Once we got the tree unloaded and put in the house we sawed and sawed on it to trim it down a little. I may have overestimated my living room ceiling's potential of housing that big tree, but nonetheless we got it up and the ropes were cut. (Let me insert a little friendly advice here...when you bring a tree in your house that resembles the size of the one that stands in the oval office - you need to stand clear when the ropes are cut, or well.....you get the picture and I imagine it's not a pretty one if it's the actual picturing of me with pine needles in my mouth, hair, down my shirt....etc.)
The lights were put on (which are never enough in my eyes - I like to have our tree projecting enough light that a plane could make an emergency landing on my house with all the light emitting from it). Once the lights were on the tree it was time to drag out the big box of ornaments. This is one of my favorite things to do because I love handing the kids ornaments that are a reflection of memories for them from all the years past. Every year I tell them stories about some of the ornaments and how they came about being such an important part of the tradition of Christmas. I have a beautiful pink ornament that has been hung on the tree for 23 years that is one of the favorites given to my oldest daughter Jess for her first Christmas from Auntie Charlotte. Then there are some of the extra special ornaments that have became a little weathered and worn over the years that are made simply of construction paper and yarn. The kids always express themselves with the usual line - "Mom why do you keep these???" It's simple...they are a memory of their childhood and a symbolism of their younger years when they would come busting in the door from school or church proudly displaying the masterpiece that they worked so hard on. I can remember the story behind every handmade ornament that I carefully re-pack every year after it is taken off the tree. I hope by telling these stories to the kids over and over that there will be a seed planted in their minds so that they can pass the stories onto their own children.

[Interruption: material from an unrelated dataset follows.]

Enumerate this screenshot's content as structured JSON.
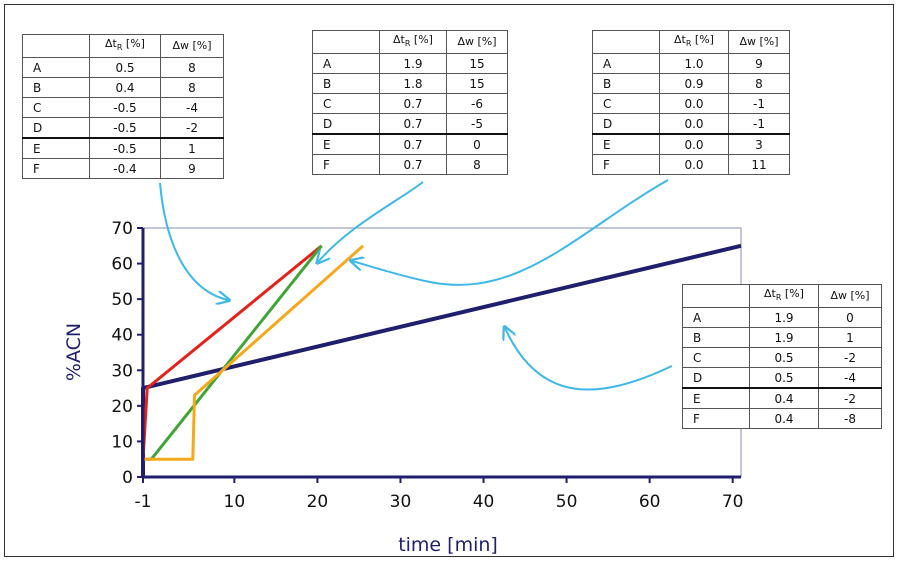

When I was younger my Mom always had our handmade ornaments on the tree along with a gazillion pieces of tinsel that we would love to blow off our hands onto the tree. When we would take the tree down and Dad would haul it outside there would be a trail of that tinsel from the living room all the way to where Dad took the tree. As much as I remember the tinsel, those old ornaments that my Mom hung on the tree with pride are still the things that bring back the sweetest memories for me when I see my kids hang their ornaments up.
I'm not sure how the tradition of the tree ever got started. But I do know that when we put that big tree in our living room that it lights up the holidays with it's presence and the memories that hang on that tree every year make my heart smile every time I look at them. Whether it be a store brought ornament bought by a friend many years ago or a tattered and worn piece of faded construction paper - I simply love the story that our Christmas tree tells.